Tuesday, August 1, 2017

Tomorrow.


Tomorrow is my last hair appointment with my current hairdresser.

I met her shortly before Alan passed away.
Can't remember what she knew about his illness,
just remember returning to her shortly after, and he was
gone.

My mom came along, I was afraid to be alone,
afraid to be in a place where talk abounds -
the spinning chair like therapy or the back seat of a car for a child,
faces in the mirror but meditative, thoughtful conversation.
It's a strange ritual, words to the sound of scissors whittling,
paring things down artfully as part of us is shed.

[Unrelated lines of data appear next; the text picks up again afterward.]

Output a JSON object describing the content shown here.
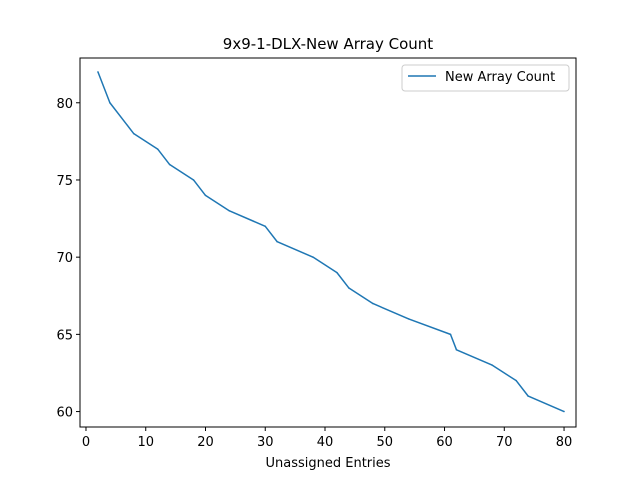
{
  "chart_data": {
    "type": "line",
    "title": "9x9-1-DLX-New Array Count",
    "xlabel": "Unassigned Entries",
    "ylabel": "",
    "xlim": [
      -1,
      82
    ],
    "ylim": [
      59.0,
      82.9
    ],
    "xticks": [
      0,
      10,
      20,
      30,
      40,
      50,
      60,
      70,
      80
    ],
    "yticks": [
      60,
      65,
      70,
      75,
      80
    ],
    "legend": "top-right",
    "grid": false,
    "series": [
      {
        "name": "New Array Count",
        "color": "#1f77b4",
        "x": [
          2,
          4,
          8,
          12,
          14,
          18,
          20,
          24,
          30,
          32,
          38,
          42,
          44,
          48,
          54,
          61,
          62,
          68,
          72,
          74,
          80
        ],
        "y": [
          82,
          80,
          78,
          77,
          76,
          75,
          74,
          73,
          72,
          71,
          70,
          69,
          68,
          67,
          66,
          65,
          64,
          63,
          62,
          61,
          60
        ]
      }
    ]
  }
}
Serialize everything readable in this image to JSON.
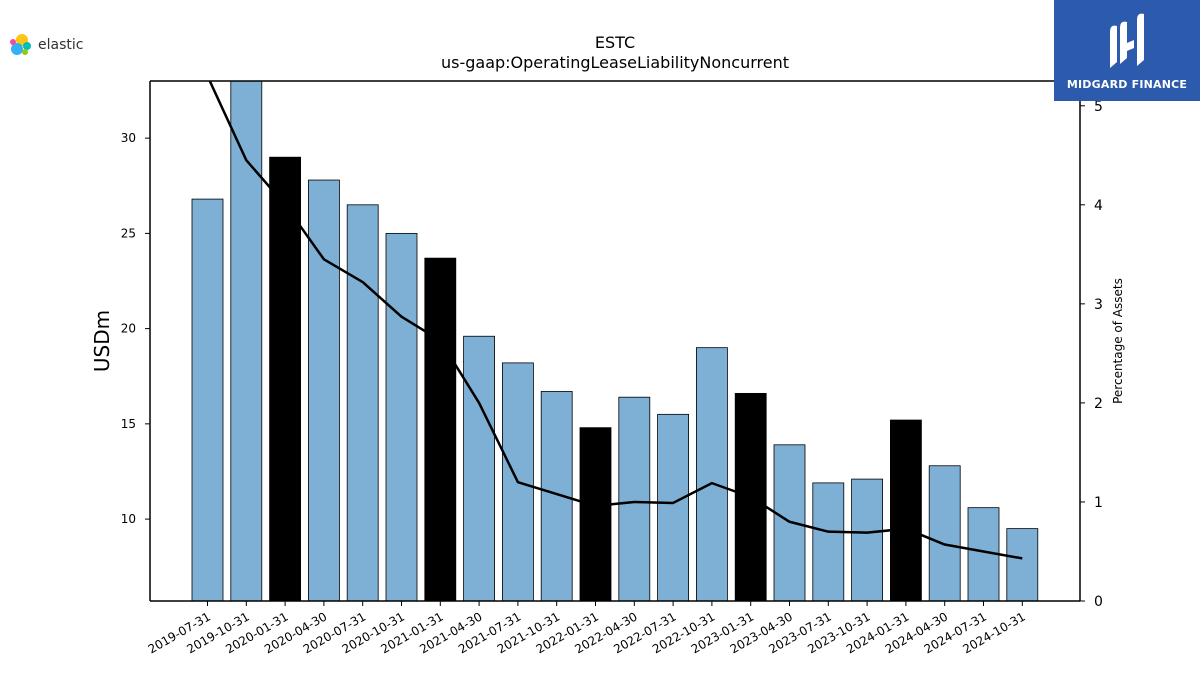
{
  "header": {
    "brand_left": "elastic",
    "brand_right": "MIDGARD FINANCE"
  },
  "colors": {
    "bar_default": "#7eb0d5",
    "bar_highlight": "#000000",
    "line": "#000000",
    "brand_right_bg": "#2c5aad"
  },
  "icons": {
    "left_logo": "elastic-logo-icon",
    "right_logo": "midgard-logo-icon"
  },
  "chart_data": {
    "type": "bar",
    "title": "ESTC",
    "subtitle": "us-gaap:OperatingLeaseLiabilityNoncurrent",
    "ylabel": "USDm",
    "y2label": "Percentage of Assets",
    "ylim": [
      5.7,
      33
    ],
    "y2lim": [
      0,
      5.25
    ],
    "yticks": [
      10,
      15,
      20,
      25,
      30
    ],
    "y2ticks": [
      0,
      1,
      2,
      3,
      4,
      5
    ],
    "grid": false,
    "categories": [
      "2019-07-31",
      "2019-10-31",
      "2020-01-31",
      "2020-04-30",
      "2020-07-31",
      "2020-10-31",
      "2021-01-31",
      "2021-04-30",
      "2021-07-31",
      "2021-10-31",
      "2022-01-31",
      "2022-04-30",
      "2022-07-31",
      "2022-10-31",
      "2023-01-31",
      "2023-04-30",
      "2023-07-31",
      "2023-10-31",
      "2024-01-31",
      "2024-04-30",
      "2024-07-31",
      "2024-10-31"
    ],
    "series": [
      {
        "kind": "bar",
        "axis": "left",
        "values": [
          26.8,
          33.0,
          29.0,
          27.8,
          26.5,
          25.0,
          23.7,
          19.6,
          18.2,
          16.7,
          14.8,
          16.4,
          15.5,
          19.0,
          16.6,
          13.9,
          11.9,
          12.1,
          15.2,
          12.8,
          10.6,
          9.5
        ],
        "highlight": [
          false,
          false,
          true,
          false,
          false,
          false,
          true,
          false,
          false,
          false,
          true,
          false,
          false,
          false,
          true,
          false,
          false,
          false,
          true,
          false,
          false,
          false
        ]
      },
      {
        "kind": "line",
        "axis": "right",
        "values": [
          5.3,
          4.45,
          4.0,
          3.45,
          3.22,
          2.87,
          2.63,
          2.0,
          1.2,
          1.08,
          0.96,
          1.0,
          0.99,
          1.19,
          1.05,
          0.8,
          0.7,
          0.69,
          0.73,
          0.57,
          0.5,
          0.43
        ]
      }
    ]
  }
}
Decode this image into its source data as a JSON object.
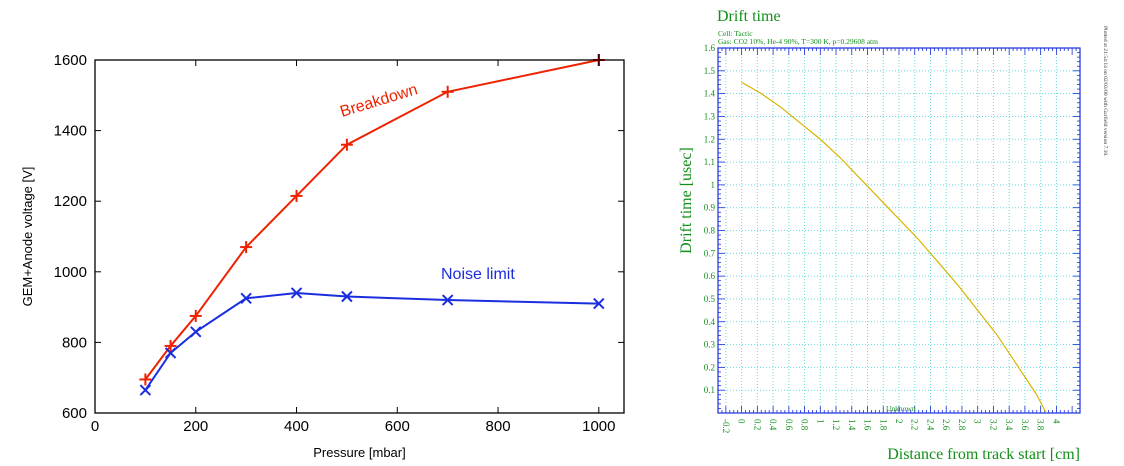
{
  "chart_data": [
    {
      "type": "line",
      "title": "",
      "xlabel": "Pressure [mbar]",
      "ylabel": "GEM+Anode voltage [V]",
      "xlim": [
        0,
        1050
      ],
      "ylim": [
        600,
        1600
      ],
      "xticks": [
        0,
        200,
        400,
        600,
        800,
        1000
      ],
      "yticks": [
        600,
        800,
        1000,
        1200,
        1400,
        1600
      ],
      "grid": false,
      "series": [
        {
          "name": "Breakdown",
          "color": "#ee2200",
          "marker": "plus",
          "x": [
            100,
            150,
            200,
            300,
            400,
            500,
            700,
            1000
          ],
          "y": [
            695,
            790,
            875,
            1070,
            1215,
            1360,
            1510,
            1600
          ]
        },
        {
          "name": "Noise limit",
          "color": "#1a2ee0",
          "marker": "x",
          "x": [
            100,
            150,
            200,
            300,
            400,
            500,
            700,
            1000
          ],
          "y": [
            665,
            770,
            830,
            925,
            940,
            930,
            920,
            910
          ]
        }
      ]
    },
    {
      "type": "line",
      "title": "Drift time",
      "subtitle_lines": [
        "Cell: Tactic",
        "Gas: CO2 10%, He-4 90%, T=300 K, p=0.29608 atm"
      ],
      "side_note": "Plotted at 21:54:14 on 02/03/00 with Garfield version 7.10.",
      "xlabel": "Distance from track start [cm]",
      "ylabel": "Drift time [usec]",
      "xlim": [
        -0.3,
        4.3
      ],
      "ylim": [
        0,
        1.6
      ],
      "xtick_labels": [
        "-0.2",
        "0",
        "0.2",
        "0.4",
        "0.6",
        "0.8",
        "1",
        "1.2",
        "1.4",
        "1.6",
        "1.8",
        "2",
        "2.2",
        "2.4",
        "2.6",
        "2.8",
        "3",
        "3.2",
        "3.4",
        "3.6",
        "3.8",
        "4"
      ],
      "ytick_labels": [
        "0.1",
        "0.2",
        "0.3",
        "0.4",
        "0.5",
        "0.6",
        "0.7",
        "0.8",
        "0.9",
        "1",
        "1.1",
        "1.2",
        "1.3",
        "1.4",
        "1.5",
        "1.6"
      ],
      "grid": true,
      "annotation": "Unknown",
      "colors": {
        "axes": "#1a2ee0",
        "text": "#12901a",
        "grid": "#66dddd",
        "curve": "#d9b400"
      },
      "series": [
        {
          "x": [
            0.0,
            0.25,
            0.5,
            0.75,
            1.0,
            1.25,
            1.5,
            1.75,
            2.0,
            2.25,
            2.5,
            2.75,
            3.0,
            3.25,
            3.5,
            3.75,
            3.87
          ],
          "y": [
            1.45,
            1.4,
            1.34,
            1.27,
            1.2,
            1.12,
            1.03,
            0.94,
            0.85,
            0.76,
            0.66,
            0.56,
            0.45,
            0.34,
            0.21,
            0.08,
            0.0
          ]
        }
      ]
    }
  ]
}
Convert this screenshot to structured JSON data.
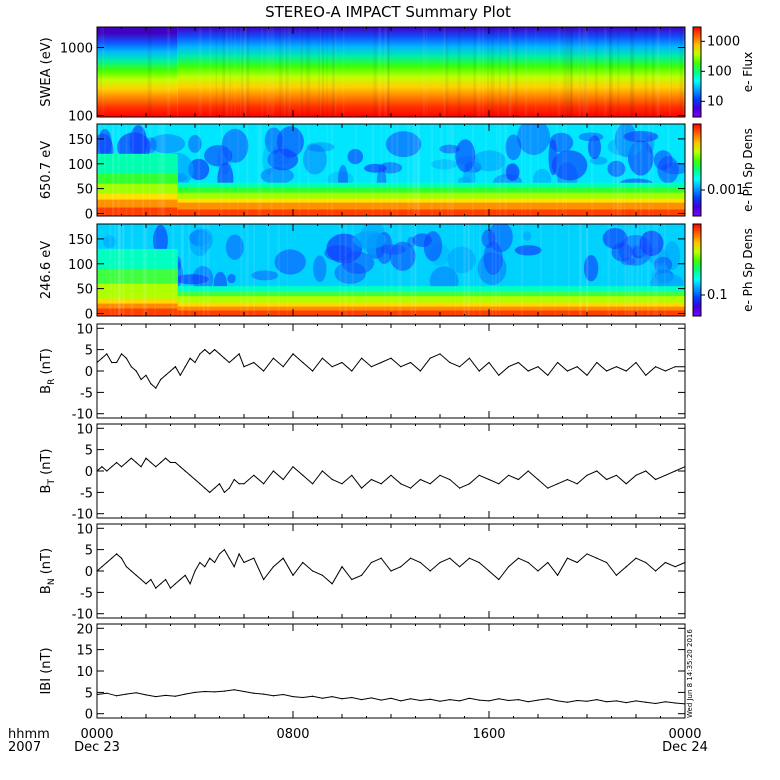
{
  "title": "STEREO-A IMPACT Summary Plot",
  "stamp": "Wed Jun  8 14:35:20 2016",
  "time_axis": {
    "row1_label": "hhmm",
    "row2_label": "2007",
    "ticks": [
      {
        "hours": 0,
        "label": "0000",
        "sublabel": "Dec 23"
      },
      {
        "hours": 8,
        "label": "0800",
        "sublabel": ""
      },
      {
        "hours": 16,
        "label": "1600",
        "sublabel": ""
      },
      {
        "hours": 24,
        "label": "0000",
        "sublabel": "Dec 24"
      }
    ],
    "range_hours": [
      0,
      24
    ]
  },
  "chart_data": [
    {
      "type": "heatmap",
      "ylabel": "SWEA (eV)",
      "yscale": "log",
      "ylim": [
        95,
        2000
      ],
      "yticks": [
        {
          "value": 100,
          "label": "100"
        },
        {
          "value": 1000,
          "label": "1000"
        }
      ],
      "colorbar": {
        "label": "e- Flux",
        "scale": "log",
        "range": [
          3,
          3000
        ],
        "ticks": [
          {
            "value": 10,
            "label": "10"
          },
          {
            "value": 100,
            "label": "100"
          },
          {
            "value": 1000,
            "label": "1000"
          }
        ]
      },
      "gradient_top_to_bottom": [
        "#4000c0",
        "#1050ff",
        "#00b8ff",
        "#00f0a0",
        "#40ff00",
        "#c0ff00",
        "#ffd000",
        "#ff8000",
        "#ff3000",
        "#ff0000"
      ],
      "change_hours": 3.3
    },
    {
      "type": "heatmap",
      "ylabel": "650.7 eV",
      "ylim": [
        -5,
        180
      ],
      "yticks": [
        {
          "value": 0,
          "label": "0"
        },
        {
          "value": 50,
          "label": "50"
        },
        {
          "value": 100,
          "label": "100"
        },
        {
          "value": 150,
          "label": "150"
        }
      ],
      "colorbar": {
        "label": "e- Ph Sp Dens",
        "scale": "log",
        "ticks": [
          {
            "value": 0.001,
            "label": "0.001"
          }
        ]
      },
      "base_color": "#00e6ff",
      "band_colors": [
        "#ff4000",
        "#ff9000",
        "#ffe000",
        "#a0ff00",
        "#30ff30",
        "#00ffb0",
        "#00e6ff"
      ],
      "band_tops": [
        8,
        22,
        30,
        42,
        52,
        62,
        180
      ],
      "early_band_tops": [
        12,
        28,
        40,
        60,
        80,
        120,
        180
      ],
      "change_hours": 3.3
    },
    {
      "type": "heatmap",
      "ylabel": "246.6 eV",
      "ylim": [
        -5,
        180
      ],
      "yticks": [
        {
          "value": 0,
          "label": "0"
        },
        {
          "value": 50,
          "label": "50"
        },
        {
          "value": 100,
          "label": "100"
        },
        {
          "value": 150,
          "label": "150"
        }
      ],
      "colorbar": {
        "label": "e- Ph Sp Dens",
        "scale": "log",
        "ticks": [
          {
            "value": 0.1,
            "label": "0.1"
          }
        ]
      },
      "base_color": "#00d2ff",
      "band_colors": [
        "#ff4000",
        "#ff8c00",
        "#ffd800",
        "#b0ff00",
        "#40ff40",
        "#00ffc0",
        "#00d2ff"
      ],
      "band_tops": [
        6,
        14,
        22,
        35,
        45,
        55,
        180
      ],
      "early_band_tops": [
        10,
        20,
        30,
        60,
        90,
        130,
        180
      ],
      "change_hours": 3.3
    },
    {
      "type": "line",
      "ylabel": "BR (nT)",
      "ylabel_main": "B",
      "ylabel_sub": "R",
      "ylabel_unit": " (nT)",
      "ylim": [
        -11,
        11
      ],
      "yticks": [
        {
          "value": -10,
          "label": "-10"
        },
        {
          "value": -5,
          "label": "-5"
        },
        {
          "value": 0,
          "label": "0"
        },
        {
          "value": 5,
          "label": "5"
        },
        {
          "value": 10,
          "label": "10"
        }
      ],
      "x": [
        0,
        0.2,
        0.4,
        0.6,
        0.8,
        1.0,
        1.2,
        1.4,
        1.6,
        1.8,
        2.0,
        2.2,
        2.4,
        2.6,
        2.8,
        3.0,
        3.2,
        3.4,
        3.6,
        3.8,
        4.0,
        4.2,
        4.4,
        4.6,
        4.8,
        5.0,
        5.2,
        5.4,
        5.6,
        5.8,
        6.0,
        6.4,
        6.8,
        7.2,
        7.6,
        8.0,
        8.4,
        8.8,
        9.2,
        9.6,
        10.0,
        10.4,
        10.8,
        11.2,
        11.6,
        12.0,
        12.4,
        12.8,
        13.2,
        13.6,
        14.0,
        14.4,
        14.8,
        15.2,
        15.6,
        16.0,
        16.4,
        16.8,
        17.2,
        17.6,
        18.0,
        18.4,
        18.8,
        19.2,
        19.6,
        20.0,
        20.4,
        20.8,
        21.2,
        21.6,
        22.0,
        22.4,
        22.8,
        23.2,
        23.6,
        24.0
      ],
      "values": [
        2,
        3,
        4,
        2,
        2,
        4,
        3,
        1,
        0,
        -2,
        -1,
        -3,
        -4,
        -2,
        -1,
        0,
        1,
        -1,
        1,
        3,
        2,
        4,
        5,
        4,
        5,
        4,
        3,
        2,
        3,
        4,
        1,
        2,
        0,
        3,
        1,
        4,
        2,
        0,
        3,
        1,
        2,
        0,
        3,
        1,
        2,
        3,
        1,
        2,
        0,
        3,
        4,
        2,
        1,
        3,
        0,
        2,
        -1,
        1,
        2,
        0,
        1,
        -1,
        2,
        0,
        1,
        -1,
        2,
        0,
        1,
        0,
        2,
        -1,
        1,
        0,
        1,
        1
      ]
    },
    {
      "type": "line",
      "ylabel": "BT (nT)",
      "ylabel_main": "B",
      "ylabel_sub": "T",
      "ylabel_unit": " (nT)",
      "ylim": [
        -11,
        11
      ],
      "yticks": [
        {
          "value": -10,
          "label": "-10"
        },
        {
          "value": -5,
          "label": "-5"
        },
        {
          "value": 0,
          "label": "0"
        },
        {
          "value": 5,
          "label": "5"
        },
        {
          "value": 10,
          "label": "10"
        }
      ],
      "x": [
        0,
        0.2,
        0.4,
        0.6,
        0.8,
        1.0,
        1.2,
        1.4,
        1.6,
        1.8,
        2.0,
        2.2,
        2.4,
        2.6,
        2.8,
        3.0,
        3.2,
        3.4,
        3.6,
        3.8,
        4.0,
        4.2,
        4.4,
        4.6,
        4.8,
        5.0,
        5.2,
        5.4,
        5.6,
        5.8,
        6.0,
        6.4,
        6.8,
        7.2,
        7.6,
        8.0,
        8.4,
        8.8,
        9.2,
        9.6,
        10.0,
        10.4,
        10.8,
        11.2,
        11.6,
        12.0,
        12.4,
        12.8,
        13.2,
        13.6,
        14.0,
        14.4,
        14.8,
        15.2,
        15.6,
        16.0,
        16.4,
        16.8,
        17.2,
        17.6,
        18.0,
        18.4,
        18.8,
        19.2,
        19.6,
        20.0,
        20.4,
        20.8,
        21.2,
        21.6,
        22.0,
        22.4,
        22.8,
        23.2,
        23.6,
        24.0
      ],
      "values": [
        0,
        1,
        0,
        1,
        2,
        1,
        2,
        3,
        2,
        1,
        3,
        2,
        1,
        2,
        3,
        2,
        2,
        1,
        0,
        -1,
        -2,
        -3,
        -4,
        -5,
        -4,
        -3,
        -5,
        -4,
        -2,
        -3,
        -3,
        -1,
        -3,
        0,
        -2,
        1,
        -1,
        -3,
        0,
        -2,
        -3,
        -1,
        -4,
        -2,
        -3,
        -1,
        -3,
        -4,
        -2,
        -3,
        -1,
        -2,
        -4,
        -3,
        -1,
        -2,
        -3,
        -1,
        -2,
        0,
        -2,
        -4,
        -3,
        -2,
        -3,
        -1,
        0,
        -2,
        -1,
        -3,
        -1,
        0,
        -2,
        -1,
        0,
        1
      ]
    },
    {
      "type": "line",
      "ylabel": "BN (nT)",
      "ylabel_main": "B",
      "ylabel_sub": "N",
      "ylabel_unit": " (nT)",
      "ylim": [
        -11,
        11
      ],
      "yticks": [
        {
          "value": -10,
          "label": "-10"
        },
        {
          "value": -5,
          "label": "-5"
        },
        {
          "value": 0,
          "label": "0"
        },
        {
          "value": 5,
          "label": "5"
        },
        {
          "value": 10,
          "label": "10"
        }
      ],
      "x": [
        0,
        0.2,
        0.4,
        0.6,
        0.8,
        1.0,
        1.2,
        1.4,
        1.6,
        1.8,
        2.0,
        2.2,
        2.4,
        2.6,
        2.8,
        3.0,
        3.2,
        3.4,
        3.6,
        3.8,
        4.0,
        4.2,
        4.4,
        4.6,
        4.8,
        5.0,
        5.2,
        5.4,
        5.6,
        5.8,
        6.0,
        6.4,
        6.8,
        7.2,
        7.6,
        8.0,
        8.4,
        8.8,
        9.2,
        9.6,
        10.0,
        10.4,
        10.8,
        11.2,
        11.6,
        12.0,
        12.4,
        12.8,
        13.2,
        13.6,
        14.0,
        14.4,
        14.8,
        15.2,
        15.6,
        16.0,
        16.4,
        16.8,
        17.2,
        17.6,
        18.0,
        18.4,
        18.8,
        19.2,
        19.6,
        20.0,
        20.4,
        20.8,
        21.2,
        21.6,
        22.0,
        22.4,
        22.8,
        23.2,
        23.6,
        24.0
      ],
      "values": [
        0,
        1,
        2,
        3,
        4,
        3,
        1,
        0,
        -1,
        -2,
        -3,
        -2,
        -4,
        -3,
        -2,
        -4,
        -3,
        -2,
        -1,
        -3,
        0,
        2,
        1,
        3,
        2,
        4,
        5,
        3,
        1,
        4,
        2,
        3,
        -2,
        1,
        3,
        -1,
        2,
        0,
        -1,
        -3,
        1,
        -2,
        -1,
        2,
        3,
        0,
        1,
        3,
        2,
        0,
        2,
        3,
        1,
        3,
        2,
        0,
        -2,
        1,
        3,
        2,
        0,
        2,
        -1,
        3,
        2,
        4,
        3,
        2,
        -1,
        1,
        3,
        2,
        0,
        2,
        1,
        2
      ]
    },
    {
      "type": "line",
      "ylabel": "|B| (nT)",
      "ylabel_main": "IBI",
      "ylabel_sub": "",
      "ylabel_unit": " (nT)",
      "ylim": [
        -1,
        21
      ],
      "yticks": [
        {
          "value": 0,
          "label": "0"
        },
        {
          "value": 5,
          "label": "5"
        },
        {
          "value": 10,
          "label": "10"
        },
        {
          "value": 15,
          "label": "15"
        },
        {
          "value": 20,
          "label": "20"
        }
      ],
      "x": [
        0,
        0.4,
        0.8,
        1.2,
        1.6,
        2.0,
        2.4,
        2.8,
        3.2,
        3.6,
        4.0,
        4.4,
        4.8,
        5.2,
        5.6,
        6.0,
        6.4,
        6.8,
        7.2,
        7.6,
        8.0,
        8.4,
        8.8,
        9.2,
        9.6,
        10.0,
        10.4,
        10.8,
        11.2,
        11.6,
        12.0,
        12.4,
        12.8,
        13.2,
        13.6,
        14.0,
        14.4,
        14.8,
        15.2,
        15.6,
        16.0,
        16.4,
        16.8,
        17.2,
        17.6,
        18.0,
        18.4,
        18.8,
        19.2,
        19.6,
        20.0,
        20.4,
        20.8,
        21.2,
        21.6,
        22.0,
        22.4,
        22.8,
        23.2,
        23.6,
        24.0
      ],
      "values": [
        4.5,
        4.8,
        4.2,
        4.6,
        4.9,
        4.4,
        4.0,
        4.3,
        4.1,
        4.6,
        5.0,
        5.2,
        5.1,
        5.3,
        5.6,
        5.2,
        4.8,
        4.6,
        4.2,
        4.5,
        4.0,
        3.8,
        4.1,
        3.6,
        4.0,
        3.5,
        3.8,
        3.3,
        3.7,
        3.2,
        3.6,
        3.0,
        3.5,
        3.1,
        3.4,
        2.9,
        3.3,
        3.0,
        3.6,
        3.2,
        3.0,
        3.5,
        3.1,
        3.3,
        2.8,
        3.2,
        3.5,
        3.0,
        2.7,
        3.1,
        2.9,
        3.3,
        2.8,
        3.0,
        2.6,
        3.0,
        2.7,
        2.4,
        2.8,
        2.5,
        2.3
      ]
    }
  ]
}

That morning I can't remember much.
The anticipation of being in public,
the anxiety that consumes
when you feel as though your face says it all.
He's gone, my partner died,
he is dead.
People will see my face.  They will know.
They will wonder.
And the fear that if my mouth opened
there could be no words -
but a waterfall
of sobs poised at the top of my throat, ready to
cascade beneath the discards
as they floated to the ground.

She came to greet us, we were on a padded bench,
not sure what we said,
but know what must have been said.
It was quiet that day.
Sad silence but she made it ok.

Since then she has been through the anticipation and birth
of my girl.
She has done my hair regularly,
I breast fed under her wraps,
she has trimmed Lily's bangs, given her an 8 year old streak,
I have sent dear friends to her,
I have met her husband.
I know of her family, her musical and literary loves,
her food obsessions, her fasts, her yoga pursuits.
She has been a striking force of positivity
and has been with me through my parenting endeavors,
my travels, my milestones.
She has met Adam,
she has been
Constant.
Steadfast.
A removed fixture yet reliably present, I have never seen her outside of our appointments.
But she still has been the old friend you resume conversations with,
despite the lapse between visits.

She is off to a new, tropical home,
where I know the warm winds will envelop her with comfort and right-ness.
She will be well, her man will be fine,
and I will send her off with a Patti Smith book
so that she may bring an account of New York's most raw, most lyrical ruminations with her.
Those words can always be a comfort on the crests of waves,
amid the stillness of heavily fragrant air.

And I will move on, close this book,
and be grateful for what we shared, in our own, subtle way.

It is strange to say goodbye to people who
Knew You When
and Know You Now,
she's been a touchstone in my recovery.
And now off she goes on a new journey,
leaving behind a well tended garden.